Cybersecurity

Vishing con voci clonate: Wall Street davanti al rischio dell’identità sintetica

Analisti investigano chiamate con voce clonata e anomalie di accesso nel settore finanziario

Gli attacchi di vishing basati su voci clonate stanno diventando un rischio concreto per il settore finanziario. Le ricostruzioni disponibili indicano che società come Citadel, Point72 e Two Sigma sarebbero state coinvolte in tentativi coordinati in cui la voce sintetica veniva usata per rendere più credibili richieste fraudolente rivolte ai dipendenti.

Perché la voce sintetica cambia il rischio

Il vishing tradizionale sfrutta urgenza, autorità e fiducia. La clonazione vocale aggiunge un elemento ulteriore: la possibilità di imitare dirigenti, colleghi o contatti noti.
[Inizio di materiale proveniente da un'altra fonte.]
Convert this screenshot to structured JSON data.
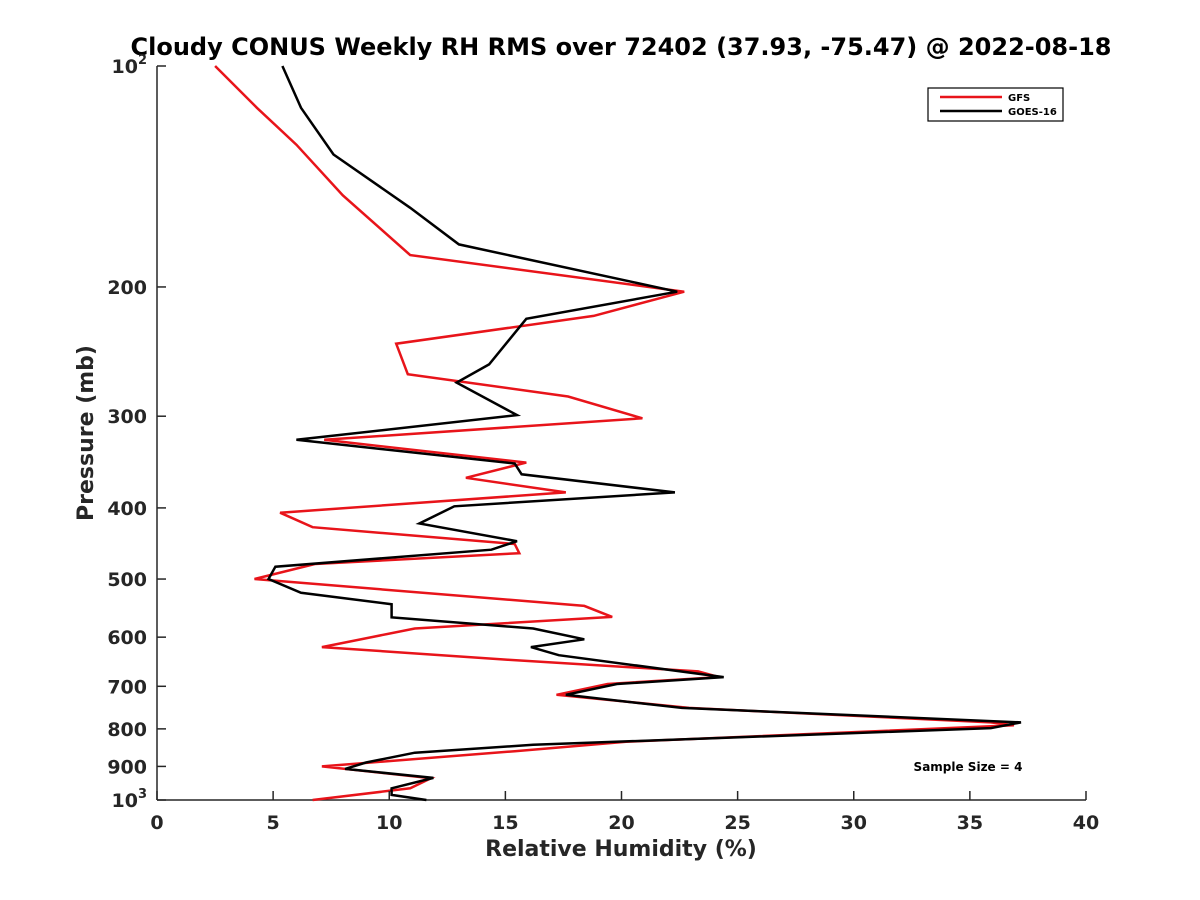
{
  "chart_data": {
    "type": "line",
    "title": "Cloudy CONUS Weekly RH RMS over 72402 (37.93, -75.47) @ 2022-08-18",
    "xlabel": "Relative Humidity (%)",
    "ylabel": "Pressure (mb)",
    "xlim": [
      0,
      40
    ],
    "ylim": [
      100,
      1000
    ],
    "y_scale": "log",
    "y_reversed": true,
    "x_ticks": [
      "0",
      "5",
      "10",
      "15",
      "20",
      "25",
      "30",
      "35",
      "40"
    ],
    "y_ticks": [
      {
        "value": 100,
        "base": "10",
        "exp": "2"
      },
      {
        "value": 200,
        "label": "200"
      },
      {
        "value": 300,
        "label": "300"
      },
      {
        "value": 400,
        "label": "400"
      },
      {
        "value": 500,
        "label": "500"
      },
      {
        "value": 600,
        "label": "600"
      },
      {
        "value": 700,
        "label": "700"
      },
      {
        "value": 800,
        "label": "800"
      },
      {
        "value": 900,
        "label": "900"
      },
      {
        "value": 1000,
        "base": "10",
        "exp": "3"
      }
    ],
    "grid": false,
    "legend_position": "top-right",
    "annotation": "Sample Size = 4",
    "series": [
      {
        "name": "GFS",
        "color": "#e8141a",
        "points": [
          [
            2.5,
            100
          ],
          [
            4.3,
            114
          ],
          [
            6.0,
            128
          ],
          [
            8.0,
            150
          ],
          [
            10.9,
            181
          ],
          [
            22.7,
            203
          ],
          [
            18.8,
            219
          ],
          [
            10.3,
            239
          ],
          [
            10.8,
            263
          ],
          [
            17.7,
            282
          ],
          [
            20.9,
            302
          ],
          [
            7.2,
            323
          ],
          [
            15.9,
            347
          ],
          [
            13.3,
            364
          ],
          [
            17.6,
            381
          ],
          [
            5.3,
            406
          ],
          [
            6.7,
            425
          ],
          [
            15.4,
            448
          ],
          [
            15.6,
            461
          ],
          [
            6.8,
            477
          ],
          [
            4.2,
            500
          ],
          [
            18.4,
            544
          ],
          [
            19.6,
            563
          ],
          [
            11.1,
            584
          ],
          [
            7.1,
            619
          ],
          [
            15.1,
            644
          ],
          [
            23.3,
            668
          ],
          [
            24.2,
            680
          ],
          [
            19.4,
            695
          ],
          [
            17.2,
            719
          ],
          [
            22.9,
            749
          ],
          [
            35.9,
            784
          ],
          [
            36.9,
            791
          ],
          [
            20.2,
            833
          ],
          [
            15.4,
            858
          ],
          [
            7.1,
            900
          ],
          [
            11.8,
            934
          ],
          [
            10.9,
            964
          ],
          [
            6.7,
            1000
          ]
        ]
      },
      {
        "name": "GOES-16",
        "color": "#000000",
        "points": [
          [
            5.4,
            100
          ],
          [
            6.2,
            114
          ],
          [
            7.6,
            132
          ],
          [
            10.9,
            156
          ],
          [
            13.0,
            175
          ],
          [
            22.4,
            203
          ],
          [
            15.9,
            221
          ],
          [
            14.3,
            255
          ],
          [
            12.9,
            270
          ],
          [
            15.5,
            299
          ],
          [
            6.0,
            323
          ],
          [
            15.4,
            348
          ],
          [
            15.7,
            360
          ],
          [
            22.3,
            381
          ],
          [
            12.8,
            398
          ],
          [
            11.3,
            420
          ],
          [
            15.5,
            444
          ],
          [
            14.4,
            456
          ],
          [
            5.1,
            481
          ],
          [
            4.8,
            500
          ],
          [
            6.2,
            522
          ],
          [
            10.1,
            541
          ],
          [
            10.1,
            564
          ],
          [
            16.2,
            584
          ],
          [
            18.4,
            604
          ],
          [
            16.1,
            619
          ],
          [
            17.3,
            635
          ],
          [
            24.4,
            680
          ],
          [
            19.8,
            695
          ],
          [
            17.6,
            719
          ],
          [
            22.6,
            749
          ],
          [
            37.2,
            784
          ],
          [
            35.9,
            798
          ],
          [
            16.2,
            841
          ],
          [
            11.1,
            862
          ],
          [
            9.0,
            889
          ],
          [
            8.1,
            907
          ],
          [
            11.9,
            933
          ],
          [
            10.1,
            964
          ],
          [
            10.1,
            984
          ],
          [
            11.6,
            1000
          ]
        ]
      }
    ]
  }
}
In ambienti ad alta pressione, come trading, investimenti e servizi finanziari, anche pochi minuti possono bastare per indurre una persona a condividere informazioni o approvare un’azione.

Dal furto di credenziali alla frode operativa

Questi attacchi possono mirare a reset di account, trasferimenti, accessi a piattaforme cloud o raccolta di dettagli interni da usare in fasi successive. La voce clonata non è necessariamente perfetta: spesso è sufficiente che sembri plausibile e arrivi in un contesto credibile, magari dopo una ricognizione sui ruoli aziendali.

Contromisure pratiche

Le organizzazioni dovrebbero introdurre procedure di verifica fuori banda per richieste sensibili, limitare autorizzazioni basate solo su chiamata, addestrare i dipendenti a riconoscere urgenze sospette e monitorare anomalie nei reset di identità. Nei settori finanziari, la difesa deve includere anche scenari di identità sintetica nei test di social engineering.